All too often people find themselves working with one gun in hopes that they will work with it enough to make it the right gun for them. often they become dogmatic and claim that this one gun they think they do the best with is what everyone should use if they want to shoot better. This is something that I find many people doing, and it is a problem in my eyes. In my experience, as you advance in your skills and the more you learn about yourself, the more your needs will change.
You need to be conscious of how you react under stress in order to really find out what you require in terms of an all in one pistol. You will most likely find that there is no one gun that will work for every type of shooting that you do. You will most likely find that shooting under stress is going to require different skills than shooting on a static range in order to drill the bullseye into one ragged hole.
Finding one gun that feels good and then working around it is a bad idea in my experience. The gun is supposed to be a tool that caters to your experience and needs. Having a striker fired pistol only does not necessarily fill the needs of both the combat shooting and target shooting worlds. Most issues people find is that their needs change when they transition from range time in qualification and shooting to save their life, as I stated earlier.

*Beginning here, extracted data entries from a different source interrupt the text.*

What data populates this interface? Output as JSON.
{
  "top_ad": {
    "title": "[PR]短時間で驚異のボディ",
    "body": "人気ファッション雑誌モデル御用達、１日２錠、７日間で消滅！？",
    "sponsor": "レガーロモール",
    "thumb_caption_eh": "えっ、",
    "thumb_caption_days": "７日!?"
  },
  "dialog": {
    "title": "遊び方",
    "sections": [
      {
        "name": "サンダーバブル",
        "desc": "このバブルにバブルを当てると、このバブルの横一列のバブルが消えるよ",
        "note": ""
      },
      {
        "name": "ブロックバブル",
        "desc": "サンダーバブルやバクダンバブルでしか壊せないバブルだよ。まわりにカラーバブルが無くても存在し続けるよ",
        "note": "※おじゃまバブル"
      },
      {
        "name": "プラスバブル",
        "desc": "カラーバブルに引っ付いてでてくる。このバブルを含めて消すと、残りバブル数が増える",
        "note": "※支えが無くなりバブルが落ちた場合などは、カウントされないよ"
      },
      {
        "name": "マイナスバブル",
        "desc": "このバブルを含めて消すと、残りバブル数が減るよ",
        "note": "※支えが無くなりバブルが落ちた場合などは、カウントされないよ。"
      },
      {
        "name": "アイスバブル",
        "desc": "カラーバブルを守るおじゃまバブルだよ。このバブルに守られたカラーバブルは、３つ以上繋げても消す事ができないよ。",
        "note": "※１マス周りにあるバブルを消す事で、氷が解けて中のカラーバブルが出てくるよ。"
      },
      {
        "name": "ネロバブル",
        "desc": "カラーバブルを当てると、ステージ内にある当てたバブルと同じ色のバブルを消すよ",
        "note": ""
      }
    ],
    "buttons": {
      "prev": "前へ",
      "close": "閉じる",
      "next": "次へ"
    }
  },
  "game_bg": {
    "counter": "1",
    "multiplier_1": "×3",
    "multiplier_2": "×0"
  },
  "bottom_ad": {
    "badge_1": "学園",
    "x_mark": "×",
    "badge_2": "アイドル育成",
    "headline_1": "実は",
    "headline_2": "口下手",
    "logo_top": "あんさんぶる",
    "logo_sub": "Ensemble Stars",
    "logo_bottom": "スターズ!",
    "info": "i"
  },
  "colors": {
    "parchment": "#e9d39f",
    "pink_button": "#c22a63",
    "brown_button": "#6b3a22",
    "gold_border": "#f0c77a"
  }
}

Most of the times departments will prioritize an officers fitness to use their guns by how they perform in qualification, which is mostly done static. This tends to lead them to favoring striker fired pistols for their inherent ability to improve a shooters ability to make hits when focusing on slow and conscious application of the fundamentals. This is not a luxury many of these people have when they need to use their guns. This can be a good reason why officers have alot of misses under stress.